George Will
Quotes Suitable For Framing: George Will
Donald R. McClarey
Cradle Catholic. Active in the pro-life movement since 1973. Father of three, one in Heaven, and happily married for 41 years. Small town lawyer and amateur historian. Former president of the board of directors of the local crisis pregnancy center for a decade.
Atheistic liberal progressivism is as evil as radical Islamic terrorism. Both must be defeated and thrown into the trash bin of history. I fear, however, that neither will happen till Christ returns to Earth in the Parousia at the end of time. Indeed, while I am no theologian, in a certain way I can see the account in Revelation about the casting of the Beast and the False Prophet into the Lake of Fire being the final defeat of radical Islam and liberal progressivism (though which is the Beast and which the False Prophet is anyone’s guess). Of course, Sacred Scripture usually has meaning within meaning, so my little point of view is surely not the whole story.
Perpetual serenity is for livestock. Which, come to think of it, is what progressives treat people like.
George Will can be digested occasionally–like this time.
I can think of nothing less compatible with human nature than perpetual serenity. And, ironically, true progress is born of struggle – not serenity.
Grammy, you’re so right. Did we think he came to bring peace?

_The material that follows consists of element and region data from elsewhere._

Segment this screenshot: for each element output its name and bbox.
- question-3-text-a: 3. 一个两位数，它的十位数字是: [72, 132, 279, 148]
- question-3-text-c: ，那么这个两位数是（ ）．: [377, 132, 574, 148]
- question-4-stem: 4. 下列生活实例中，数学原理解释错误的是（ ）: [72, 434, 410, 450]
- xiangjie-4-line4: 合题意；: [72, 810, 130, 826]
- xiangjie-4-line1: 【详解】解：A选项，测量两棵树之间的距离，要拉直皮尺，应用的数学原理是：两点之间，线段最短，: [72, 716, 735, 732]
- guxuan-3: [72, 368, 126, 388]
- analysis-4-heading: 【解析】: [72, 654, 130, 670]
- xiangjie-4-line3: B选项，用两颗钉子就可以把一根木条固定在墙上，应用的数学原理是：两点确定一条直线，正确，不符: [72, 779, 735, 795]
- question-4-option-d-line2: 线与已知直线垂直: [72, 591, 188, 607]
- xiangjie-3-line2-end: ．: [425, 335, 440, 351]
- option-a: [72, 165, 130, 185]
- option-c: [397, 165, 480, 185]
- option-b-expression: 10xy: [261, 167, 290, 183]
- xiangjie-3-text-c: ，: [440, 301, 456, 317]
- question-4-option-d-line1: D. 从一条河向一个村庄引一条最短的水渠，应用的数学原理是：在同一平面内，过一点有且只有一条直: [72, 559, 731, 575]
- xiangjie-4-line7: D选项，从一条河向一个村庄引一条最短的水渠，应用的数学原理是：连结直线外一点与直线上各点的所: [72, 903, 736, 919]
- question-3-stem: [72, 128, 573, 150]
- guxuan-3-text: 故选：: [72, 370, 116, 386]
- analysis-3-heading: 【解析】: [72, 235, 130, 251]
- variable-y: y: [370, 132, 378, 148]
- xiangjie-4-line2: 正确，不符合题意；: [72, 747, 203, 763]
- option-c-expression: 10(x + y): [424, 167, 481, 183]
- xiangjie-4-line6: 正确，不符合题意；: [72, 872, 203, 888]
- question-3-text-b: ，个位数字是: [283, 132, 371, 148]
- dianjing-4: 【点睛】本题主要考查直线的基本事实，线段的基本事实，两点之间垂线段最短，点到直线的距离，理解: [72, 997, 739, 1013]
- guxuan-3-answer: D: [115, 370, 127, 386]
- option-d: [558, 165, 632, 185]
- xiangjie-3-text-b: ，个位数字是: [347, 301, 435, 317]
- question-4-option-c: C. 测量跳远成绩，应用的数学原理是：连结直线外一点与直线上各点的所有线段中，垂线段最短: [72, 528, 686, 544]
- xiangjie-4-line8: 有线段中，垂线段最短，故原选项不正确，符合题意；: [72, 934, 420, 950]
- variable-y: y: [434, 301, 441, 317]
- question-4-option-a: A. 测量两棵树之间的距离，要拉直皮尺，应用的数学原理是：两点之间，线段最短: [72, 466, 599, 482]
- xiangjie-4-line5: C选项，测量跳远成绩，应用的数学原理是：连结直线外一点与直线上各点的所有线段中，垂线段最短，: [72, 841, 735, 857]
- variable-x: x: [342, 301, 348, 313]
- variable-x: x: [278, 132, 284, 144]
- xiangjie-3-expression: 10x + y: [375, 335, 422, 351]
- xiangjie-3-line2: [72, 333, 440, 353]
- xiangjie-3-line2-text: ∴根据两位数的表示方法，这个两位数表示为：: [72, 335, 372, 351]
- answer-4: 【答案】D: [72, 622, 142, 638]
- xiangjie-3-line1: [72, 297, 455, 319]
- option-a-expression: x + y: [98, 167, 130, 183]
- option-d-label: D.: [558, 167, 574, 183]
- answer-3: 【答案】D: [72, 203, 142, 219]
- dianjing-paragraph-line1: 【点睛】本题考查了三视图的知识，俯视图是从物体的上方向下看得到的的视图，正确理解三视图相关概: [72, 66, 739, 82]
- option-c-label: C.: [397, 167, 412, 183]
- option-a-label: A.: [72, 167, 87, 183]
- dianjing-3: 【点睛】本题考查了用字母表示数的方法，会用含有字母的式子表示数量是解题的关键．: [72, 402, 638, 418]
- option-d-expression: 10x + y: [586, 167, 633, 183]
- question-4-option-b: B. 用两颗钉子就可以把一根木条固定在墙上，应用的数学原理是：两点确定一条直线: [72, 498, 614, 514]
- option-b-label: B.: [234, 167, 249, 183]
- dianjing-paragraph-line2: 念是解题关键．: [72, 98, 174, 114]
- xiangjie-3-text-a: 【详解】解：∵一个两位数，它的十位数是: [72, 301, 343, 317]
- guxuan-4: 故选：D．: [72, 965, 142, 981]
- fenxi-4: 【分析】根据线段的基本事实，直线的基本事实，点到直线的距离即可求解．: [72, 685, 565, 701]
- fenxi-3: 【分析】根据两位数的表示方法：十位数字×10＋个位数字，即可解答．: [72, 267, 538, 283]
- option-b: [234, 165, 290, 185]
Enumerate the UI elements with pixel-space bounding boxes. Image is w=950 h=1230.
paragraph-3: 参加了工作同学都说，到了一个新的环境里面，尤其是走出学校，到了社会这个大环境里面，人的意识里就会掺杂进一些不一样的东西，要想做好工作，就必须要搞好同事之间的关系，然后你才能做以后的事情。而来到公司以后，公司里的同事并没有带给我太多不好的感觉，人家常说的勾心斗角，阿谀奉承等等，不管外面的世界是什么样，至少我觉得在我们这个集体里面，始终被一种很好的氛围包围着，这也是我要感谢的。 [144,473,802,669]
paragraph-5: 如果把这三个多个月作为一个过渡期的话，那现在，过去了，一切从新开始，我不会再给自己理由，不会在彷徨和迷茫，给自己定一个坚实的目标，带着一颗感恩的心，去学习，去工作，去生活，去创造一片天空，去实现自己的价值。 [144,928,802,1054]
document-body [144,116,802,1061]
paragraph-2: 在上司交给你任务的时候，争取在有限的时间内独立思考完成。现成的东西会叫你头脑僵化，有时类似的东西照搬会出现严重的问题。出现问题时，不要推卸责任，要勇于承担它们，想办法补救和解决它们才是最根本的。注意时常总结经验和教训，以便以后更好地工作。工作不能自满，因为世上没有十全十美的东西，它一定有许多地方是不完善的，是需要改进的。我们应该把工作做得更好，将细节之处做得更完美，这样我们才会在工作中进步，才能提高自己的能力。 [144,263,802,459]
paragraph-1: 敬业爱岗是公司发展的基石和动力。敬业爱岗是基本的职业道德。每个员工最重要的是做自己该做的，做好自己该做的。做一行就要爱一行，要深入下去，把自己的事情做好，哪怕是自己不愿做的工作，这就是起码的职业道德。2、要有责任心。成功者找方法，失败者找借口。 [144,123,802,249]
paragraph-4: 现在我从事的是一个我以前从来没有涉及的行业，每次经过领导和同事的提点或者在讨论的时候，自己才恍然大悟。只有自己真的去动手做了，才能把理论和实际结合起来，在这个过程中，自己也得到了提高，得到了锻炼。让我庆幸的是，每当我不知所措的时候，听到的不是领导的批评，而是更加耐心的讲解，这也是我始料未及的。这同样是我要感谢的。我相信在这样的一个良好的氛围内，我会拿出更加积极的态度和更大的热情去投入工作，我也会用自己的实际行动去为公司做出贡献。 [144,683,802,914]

LQC, Ernest S, DonL and Grammy, All good comments.
I may be wrong about George Will, but wasn’t he in the same crowd of turncoats which included Peggy Noonan and Christopher Buckley, and gave us President Hope and Change?That said, Will makes sense this time. I wonder if legalization of drugs in some states and the District is an attempt to have the populace, well, drugged? Mellow and addicted and pliable.
“I may be wrong about George Will, but wasn’t he in the same crowd of turncoats which included Peggy Noonan and Christopher Buckley, and gave us President Hope and Change?”
No, Will has always had Obama’s number.
but wasn’t he in the same crowd of turncoats which included Peggy Noonan and Christopher Buckley,
—
Buckley is a humor and travel writer (Editor of ForbesLife) who has written almost nothing for the starboard press other than his father’s publication. I think if you review a Reader’s Guide listing of his two dozen or so pieces he’s written for National Review, you’ll find its almost entirely composed of humor, diary, reviews of belles lettres, &c. Buckley hired Richard Brookhiser in 1978 with the idea that he might retire at some point and turn the publication over to Brookhiser because Christopher was unsuitable. CB did have a staff position in the pr apparat of the White House during the Reagan-Bush Administrations, but he worked for George Bush and did not stay long. He was much more his mother’s son than his father’s (his antagonism to his mother notwithstanding). He’s never uttered a serious word in public print and his endorsement of BO was of a piece with his usual oeuvre.
—
As for the others, the Obamacon phenomenon was a mess of hype from the get go. Social survey research from exit polls demonstrate Obama was no more appealing to soi-disant Republicans than the Democratic candidate usually is, if anything a bit less; the same bloody 9% voted for him. David Friedman, Charles Fried, Kenneth Adelman, Kenneth Duberstein, Jeffrey Hart, and Douglas Kmiec, Bruce Bartlett, Richard Whalen, Scott McClellan, and Larry Hunter made very little sense while endorsing BO. If they don’t like the Republican Party as is, they can just stay home. No one was waiting with bated breath for them to weigh in. However, the media was not going to grill them about why they were doing what they were doing and offering such lousy reasons for it. (One wag offered an explanation which makes more sense than the perps did, “How many of these guys had liberal wives or girlfriends?”).
Art, you left off David Brooks. Speaking of whom, Brooks has always struck me as the nouveau riche version of Will’s blue-blooded variety of genteel conservatism.
Thank you all for setting me straight on Will. I agree on the wives and girlfriends of conservatives…often the they are not pro-life like their husbands.
Art, you left off David Brooks. Speaking of whom, Brooks has always struck me as the nouveau riche version of Will’s blue-blooded variety of genteel conservatism.
—
George Will was a small city bourgeois from Champaign, Illinois. Non-ethnic, but not blueblood or patrician. His father was a university professor. The first Mrs. Will grew up somewhere around Hartford, Ct where her father owned a diner. The second Mrs. Will grew up in a comfortable but normal range bourgeois suburb of Chicago. Will is the nouveau riche. Brooks comes from pretty much the same social stratum as Will, just that both of his parents were professors and he grew up 2/3 of a generation later in Manhattan and Philadelphia, so better off. Brooks ‘thinks highly’ of Obama. Will knows better.